So why have some literary scholars dissented? Substantial studies have been devoted to Joyce and his rapport with Jews and Judaism, by researchers such as Ira Nadel, Neil Davison, Marilyn Reizbaum and Bryan Cheyette.

Arguments center around whether Leopold Bloom can really be called Jewish and if Joyce reflected antisemitic ideology of his era.

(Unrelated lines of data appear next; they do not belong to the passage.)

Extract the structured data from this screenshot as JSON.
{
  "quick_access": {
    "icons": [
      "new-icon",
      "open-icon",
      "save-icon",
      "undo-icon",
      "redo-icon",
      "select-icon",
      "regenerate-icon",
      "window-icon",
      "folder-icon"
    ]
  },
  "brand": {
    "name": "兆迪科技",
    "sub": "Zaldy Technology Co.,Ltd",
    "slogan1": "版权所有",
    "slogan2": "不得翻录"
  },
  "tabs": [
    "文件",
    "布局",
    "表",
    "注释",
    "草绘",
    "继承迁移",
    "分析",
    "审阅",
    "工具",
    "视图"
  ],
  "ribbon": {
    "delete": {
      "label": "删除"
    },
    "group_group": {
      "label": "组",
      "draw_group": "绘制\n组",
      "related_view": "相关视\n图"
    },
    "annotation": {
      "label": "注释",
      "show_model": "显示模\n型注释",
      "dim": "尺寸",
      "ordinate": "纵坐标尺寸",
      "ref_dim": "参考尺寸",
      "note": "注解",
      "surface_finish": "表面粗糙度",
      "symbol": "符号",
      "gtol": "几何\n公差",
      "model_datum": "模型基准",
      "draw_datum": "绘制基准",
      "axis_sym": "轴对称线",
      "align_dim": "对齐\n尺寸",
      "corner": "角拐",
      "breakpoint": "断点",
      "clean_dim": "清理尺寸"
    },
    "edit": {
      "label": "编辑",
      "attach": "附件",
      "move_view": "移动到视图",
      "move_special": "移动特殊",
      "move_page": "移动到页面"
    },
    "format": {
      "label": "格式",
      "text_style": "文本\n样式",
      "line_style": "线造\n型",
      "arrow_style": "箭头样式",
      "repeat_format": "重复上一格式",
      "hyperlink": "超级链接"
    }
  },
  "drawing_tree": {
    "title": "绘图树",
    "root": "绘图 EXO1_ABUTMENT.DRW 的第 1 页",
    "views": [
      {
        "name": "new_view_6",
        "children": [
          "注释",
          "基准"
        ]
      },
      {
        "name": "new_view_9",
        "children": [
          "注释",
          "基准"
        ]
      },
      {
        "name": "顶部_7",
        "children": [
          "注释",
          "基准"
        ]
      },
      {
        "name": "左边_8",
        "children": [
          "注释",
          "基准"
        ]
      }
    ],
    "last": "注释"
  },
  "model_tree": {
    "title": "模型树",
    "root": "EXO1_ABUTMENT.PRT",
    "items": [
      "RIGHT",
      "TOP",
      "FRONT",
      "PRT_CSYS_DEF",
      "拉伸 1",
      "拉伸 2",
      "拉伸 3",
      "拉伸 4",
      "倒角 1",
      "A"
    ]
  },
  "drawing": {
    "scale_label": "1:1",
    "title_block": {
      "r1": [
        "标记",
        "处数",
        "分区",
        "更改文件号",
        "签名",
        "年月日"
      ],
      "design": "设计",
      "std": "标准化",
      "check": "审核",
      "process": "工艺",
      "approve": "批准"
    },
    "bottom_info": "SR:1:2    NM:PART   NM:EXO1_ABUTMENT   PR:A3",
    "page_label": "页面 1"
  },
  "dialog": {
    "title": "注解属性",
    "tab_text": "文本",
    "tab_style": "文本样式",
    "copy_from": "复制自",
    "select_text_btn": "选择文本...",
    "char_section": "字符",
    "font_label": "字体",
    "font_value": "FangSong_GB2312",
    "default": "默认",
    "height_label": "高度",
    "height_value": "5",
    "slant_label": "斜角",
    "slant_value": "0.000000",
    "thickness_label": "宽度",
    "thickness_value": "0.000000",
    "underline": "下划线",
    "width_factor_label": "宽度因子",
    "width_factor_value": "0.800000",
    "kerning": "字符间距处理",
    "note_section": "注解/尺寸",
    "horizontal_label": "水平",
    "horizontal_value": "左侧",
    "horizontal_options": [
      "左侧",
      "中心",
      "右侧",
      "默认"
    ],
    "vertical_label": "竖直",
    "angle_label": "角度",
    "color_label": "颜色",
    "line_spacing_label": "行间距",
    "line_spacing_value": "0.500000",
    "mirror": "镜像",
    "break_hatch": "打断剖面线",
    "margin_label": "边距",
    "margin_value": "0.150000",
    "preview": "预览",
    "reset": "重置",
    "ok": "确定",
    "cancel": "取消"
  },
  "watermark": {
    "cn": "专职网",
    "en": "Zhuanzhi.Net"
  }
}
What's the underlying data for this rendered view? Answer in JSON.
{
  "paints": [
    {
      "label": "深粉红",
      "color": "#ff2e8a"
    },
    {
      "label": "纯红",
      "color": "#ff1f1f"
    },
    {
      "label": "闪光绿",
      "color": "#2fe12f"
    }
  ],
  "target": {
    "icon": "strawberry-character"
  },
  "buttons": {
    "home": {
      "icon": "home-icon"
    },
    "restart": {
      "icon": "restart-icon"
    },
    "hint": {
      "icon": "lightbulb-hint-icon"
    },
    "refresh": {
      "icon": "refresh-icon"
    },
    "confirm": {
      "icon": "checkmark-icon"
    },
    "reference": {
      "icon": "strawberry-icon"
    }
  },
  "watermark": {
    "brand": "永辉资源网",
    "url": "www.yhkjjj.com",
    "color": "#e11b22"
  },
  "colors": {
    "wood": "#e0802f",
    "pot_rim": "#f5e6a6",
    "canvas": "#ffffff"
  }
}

Joyce described “Ulysses” as the “epic of two races (Israel-Ireland)” in a 1920 letter to a friend, and in conversations and correspondence, insisted that Bloom was a Jew. But some writers, like Erwin Steinberg, denied that Bloom was Jewish. Joyce gave Bloom partial Hungarian Jewish ancestry through his father, who converted to Protestantism, and Bloom converted three times, twice to Protestantism and once to Catholicism (to marry his bride Molly).

James Joyce

Dubliner: As much as Jewish readers have relished, or even wished to incarnate, Bloom, there is evidence that James Joyce was more imbued with Jewish lore than his invented character. Bloom By Getty Images

Bloom avoided having a bris or bar mitzvah, Joyce implies, and the character’s knowledge of Jewish tradition was befuddled at best. Unkosher and otherwise exuberantly unobservant, Bloom chose a burial plot in a Catholic cemetery of Dublin, rather than one of the city’s Jewish resting places.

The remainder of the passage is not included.